As my forte is in geopolitics, the last market I'd be involved in is cryptocurrencies. And yet with Cindicator, I learned a lot more about crypto than I could hope for. Including a Cold Fusion ICO scam. In fact, I created my first crypto wallet, all because of Cindicator!

However, there is a potential pitfall in the system due to the high correlation among crypto instruments. Because the underlying trend/drift of the crypto market is often stronger than the finer differences between various cryptocurrencies, analysts' answers towards binary yes/no type questions are more or less the same across the board. It would be difficult to distinguish an analyst's ability given the current market, not that it would stay this way forever. I suppose this is where the ranking/ordering question type comes in, but not sufficient in quantity to balance the other question types' award points. And when it comes to ranking, Arrow's impossibility theorem will always haunt you. Alternatively, "normalize" the cryptocurrency's quoted price somehow, such as dividing it by the market capitalization of all crypto assets.

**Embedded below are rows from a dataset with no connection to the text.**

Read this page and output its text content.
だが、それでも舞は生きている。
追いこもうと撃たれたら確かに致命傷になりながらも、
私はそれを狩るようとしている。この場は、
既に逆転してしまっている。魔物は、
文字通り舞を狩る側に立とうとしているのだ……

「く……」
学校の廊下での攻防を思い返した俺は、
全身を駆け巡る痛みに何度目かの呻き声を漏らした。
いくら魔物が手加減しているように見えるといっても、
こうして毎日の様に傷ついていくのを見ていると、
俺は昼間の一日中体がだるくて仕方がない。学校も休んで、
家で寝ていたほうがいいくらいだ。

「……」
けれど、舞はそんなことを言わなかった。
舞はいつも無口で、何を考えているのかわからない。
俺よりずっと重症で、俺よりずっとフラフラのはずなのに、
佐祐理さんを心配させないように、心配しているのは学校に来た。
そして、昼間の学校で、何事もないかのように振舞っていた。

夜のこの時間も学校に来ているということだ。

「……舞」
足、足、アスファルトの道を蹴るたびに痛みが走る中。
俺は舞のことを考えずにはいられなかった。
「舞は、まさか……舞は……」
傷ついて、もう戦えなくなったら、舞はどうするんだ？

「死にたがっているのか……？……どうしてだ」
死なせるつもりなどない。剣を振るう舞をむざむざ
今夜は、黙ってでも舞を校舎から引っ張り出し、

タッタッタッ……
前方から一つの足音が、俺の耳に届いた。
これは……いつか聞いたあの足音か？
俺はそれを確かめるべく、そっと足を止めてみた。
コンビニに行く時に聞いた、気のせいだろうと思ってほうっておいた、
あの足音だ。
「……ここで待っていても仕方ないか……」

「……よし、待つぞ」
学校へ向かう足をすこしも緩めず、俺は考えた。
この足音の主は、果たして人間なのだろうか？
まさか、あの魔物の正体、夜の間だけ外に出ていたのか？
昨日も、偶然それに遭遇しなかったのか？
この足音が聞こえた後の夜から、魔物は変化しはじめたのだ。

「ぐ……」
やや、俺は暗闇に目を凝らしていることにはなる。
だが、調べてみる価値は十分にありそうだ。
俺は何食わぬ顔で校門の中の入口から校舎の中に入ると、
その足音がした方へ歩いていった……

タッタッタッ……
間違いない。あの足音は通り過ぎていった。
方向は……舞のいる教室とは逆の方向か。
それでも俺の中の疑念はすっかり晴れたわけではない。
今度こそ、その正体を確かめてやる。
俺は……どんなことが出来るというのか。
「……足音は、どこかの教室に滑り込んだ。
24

Another potential downside to Cindicator is it being an open platform. I worry that one day Cindicator's indicators may gain influence enough to drive market movements, especially in the crypto market, like Palm Beach Confidential. By then, Cindicator's predictions will become self-fulfilling prophecies, and valuations may not make sense from a fundamental point of view (even though you'd still get profit, which is all that matters... or is it?). It will be difficult for analysts to distinguish what's "real" and what's "self-created" price movements. But then again, isn't the entire field of technical analysis sorta self-fulfilling to some extent?